Jawbreakers and Buckshot
(A plan to get a free sandwich that backfired)
Screen 1 of 3

I attended elementary school at the "Training School," a demonstration and experimental school owned and operated by Western Kentucky State Normal School in Bowling Green, Kentucky.

This "Training School" was housed on the campus of the normal school in the same building where my mother taught music education courses for college students preparing to be teachers. Since my older brother also attended this same elementary school, he and I would usually walk to school with our mother each morning, and the three of us saw each other frequently during the day.

When I was in the fourth grade, our morning recess period was held shortly before eleven o'clock on a natural playground behind the school building.
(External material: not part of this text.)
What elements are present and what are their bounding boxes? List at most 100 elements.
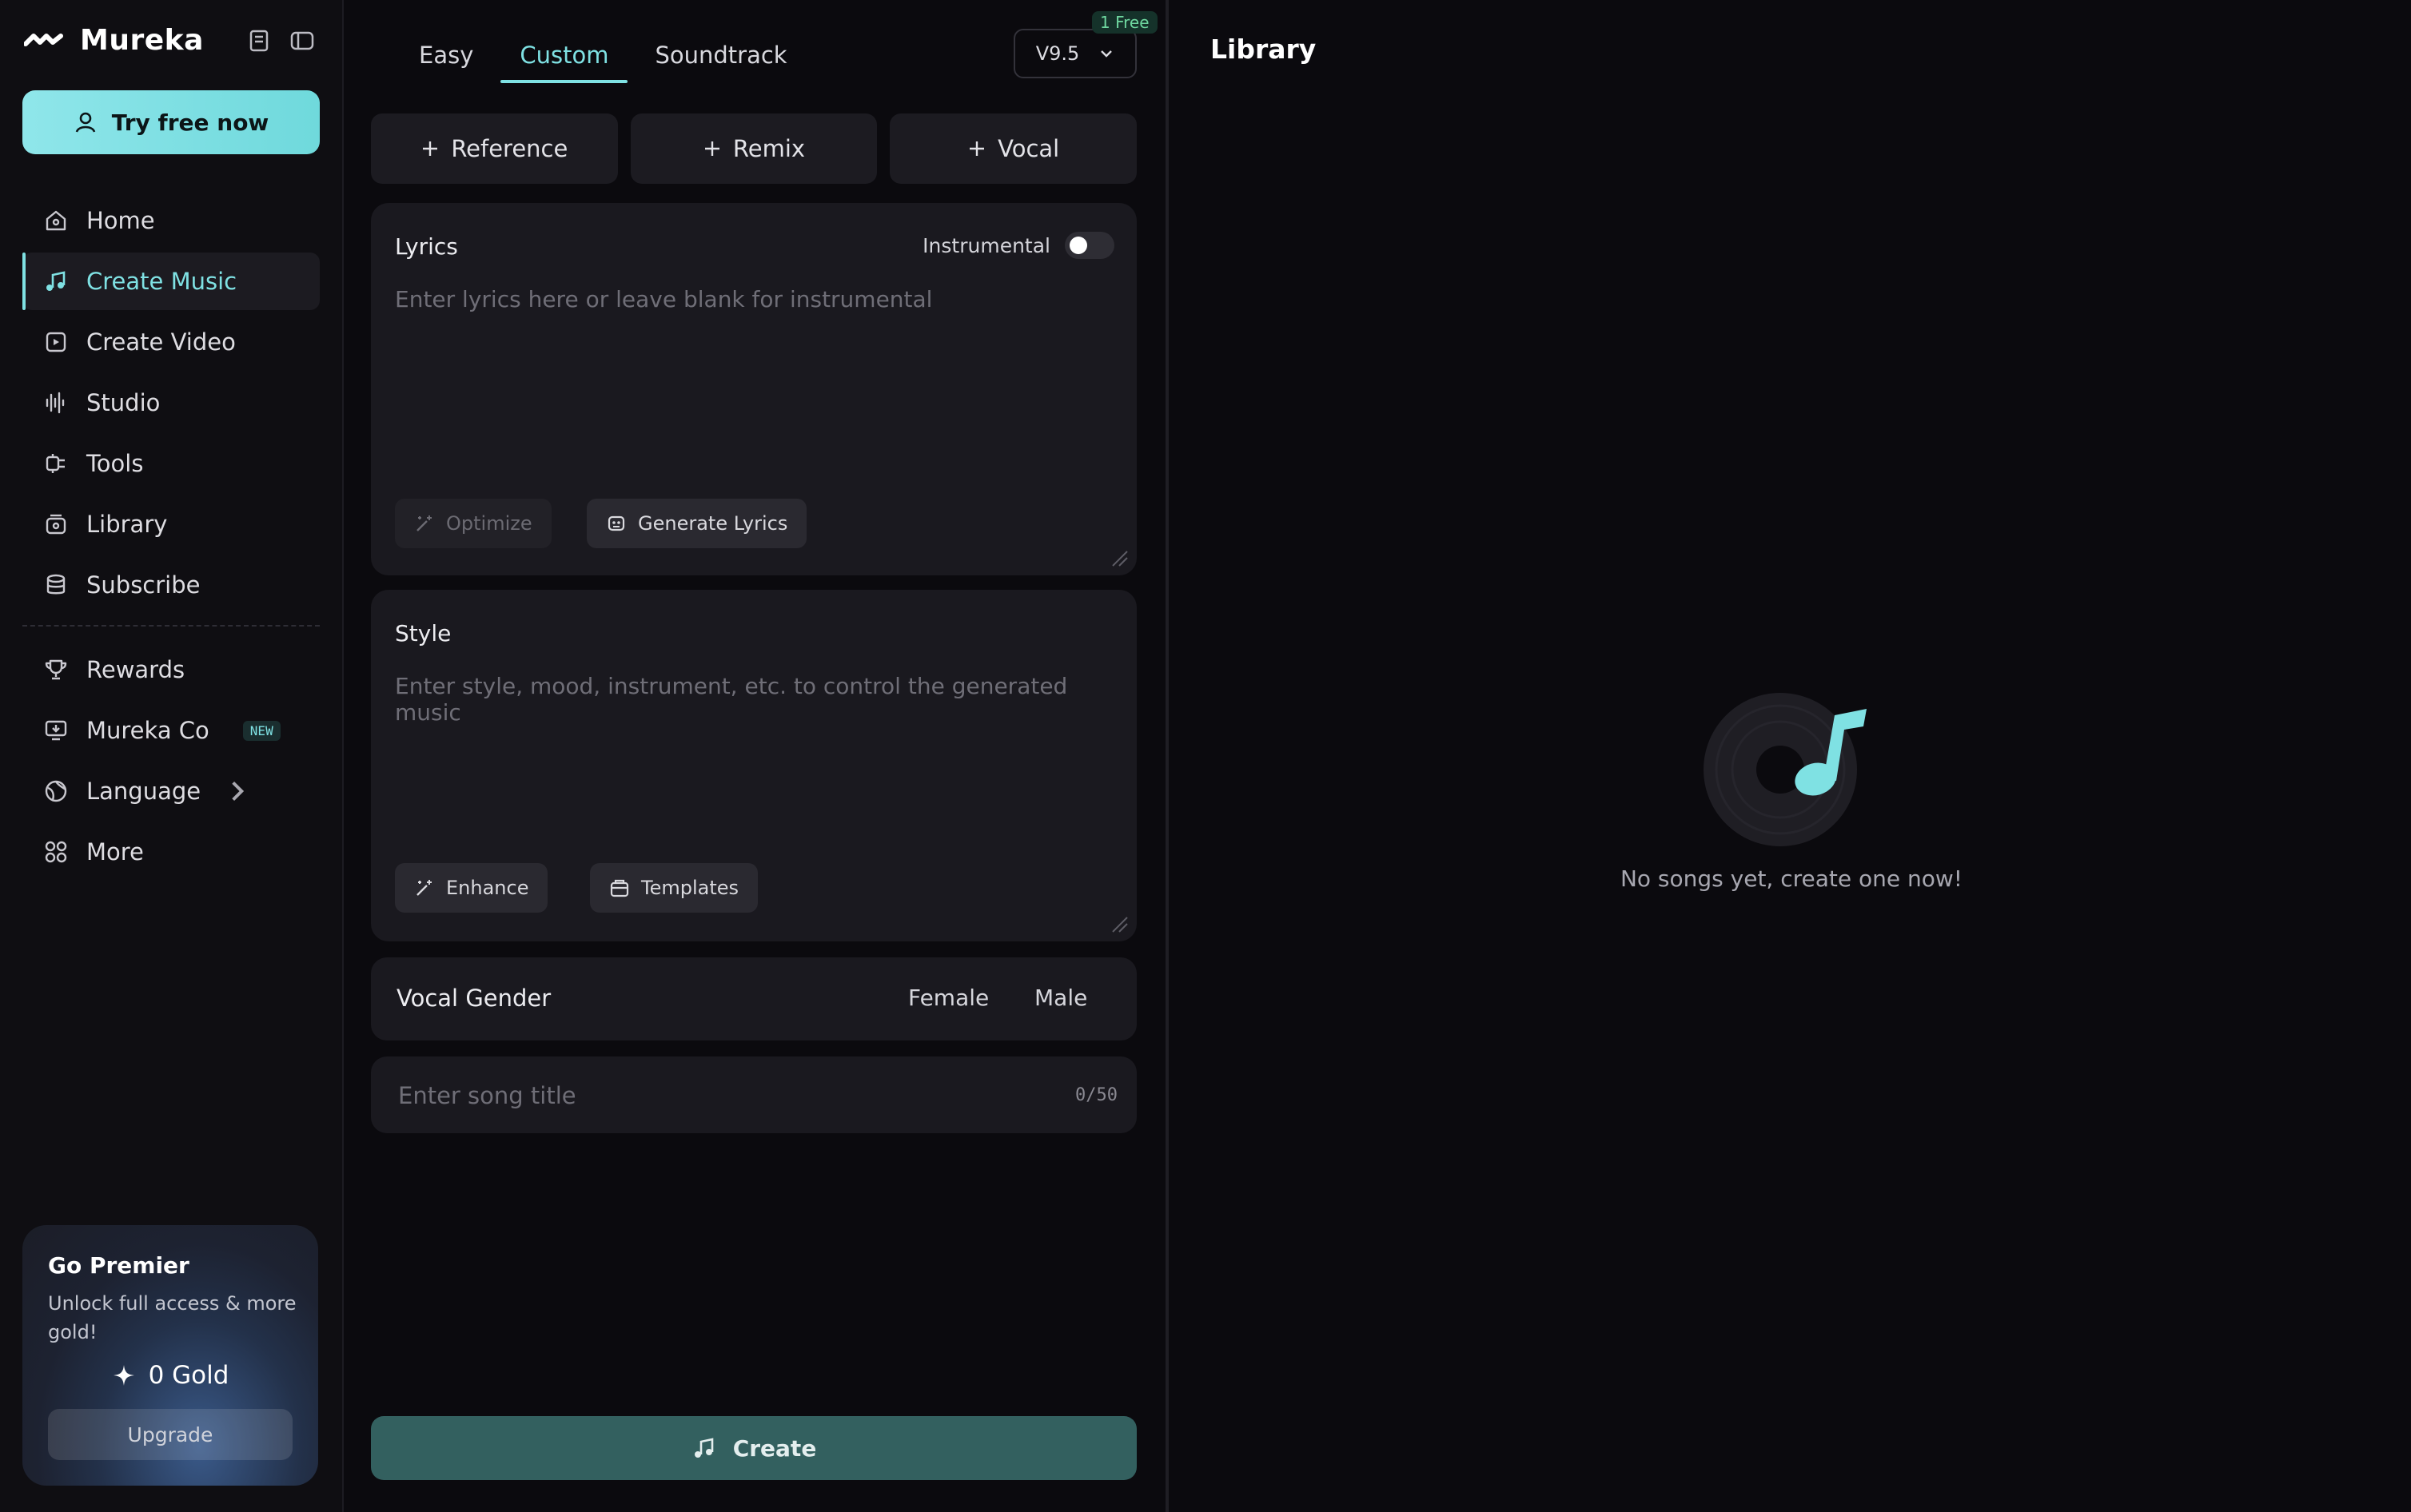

During recess we usually played in and around an old trench used by Confederate troops during the Civil War. Our recreational activities were not organized. We just ran, sang, chased each other, and on rare occasion when we had any snacks we would eat.

One morning in the early fall--in the year 1922, I believe a friend of mine gave me a huge jawbreaker at the beginning of the recess period. This round ball of hard candy was not quite as large as a golf ball--but almost. I even had difficulty getting it into my mouth, but of course I did. It was cherry flavored, I remember, and it tasted so good that morning. I seemed to be unusually hungry.

With this jawbreaker resting heavily on my tongue, I began to chase my friend over the large rocks of the fort. Early in the chase when I jumped over the trench to cut him off, I suddenly realized I had swallowed the jawbreaker! As I said earlier, it was huge, but when it stuck in the lower part of my throat, it seemed even bigger, as it pushed my Adam's apple to one side. It really hurt and I didn't know what to do about it. I could not cough it up, and it refused to go down.

When I told my teacher about it, she suggested I ask my mother if I should be sent to a doctor. So I interrupted her college class while they were singing (they seemed always to be singing those "do-re-mi" exercises) and told her about the jaw- breaker. Instead of sending me to the doctor, she told me to go over to the kitchen of the student dormitory on campus and ask the Negro cook, Tom, for a glass of hot water--"as hot as you can drink it," my mother had said, apparently confident that the hot water would melt the hard candy enough to allow it to go on down to my stomach.

I knew Tom very well and liked him; so I gladly ran to the dormitory, which was only a few hundred yards away. Tom gave me the hot water, and as I sat there drinking it slowly in his big kitchen, I could smell some meat cooking in a big pot on the wood range. Tom said it was roast beef he was serving for lunch that day.

In a few minutes the jawbreaker eased down and I began to feel much better. By this time I was getting hungry, very hungry, and that roast beef smelled mighty good. When Tom saw me look into the pot several times, he asked if I wanted a bite of the beef. "It's just about done," he added. Of course I did. I was hoping he would ask me. "Yes, thank you," was my restrained answer. Whereupon, he cut a thick slice of the juicy beef with the biggest knife I had ever seen. He put the meat between two pieces of freshly baked bread and handed all of it to me, still warm but not too hot to eat.

Of course, I was relieved not to have the hurt in my throat any longer, and I was very hungry, but for whatever reason I was quite sure that was the best sandwich I had ever eaten. It was just great and I told Tom so.

After I had gobbled down my unexpected free lunch, I thanked Tom and went back to school to tell my mother and my teacher what had happened. Everyone was thankful that things turned out so well, and the usual schedule was followed for the rest of the day.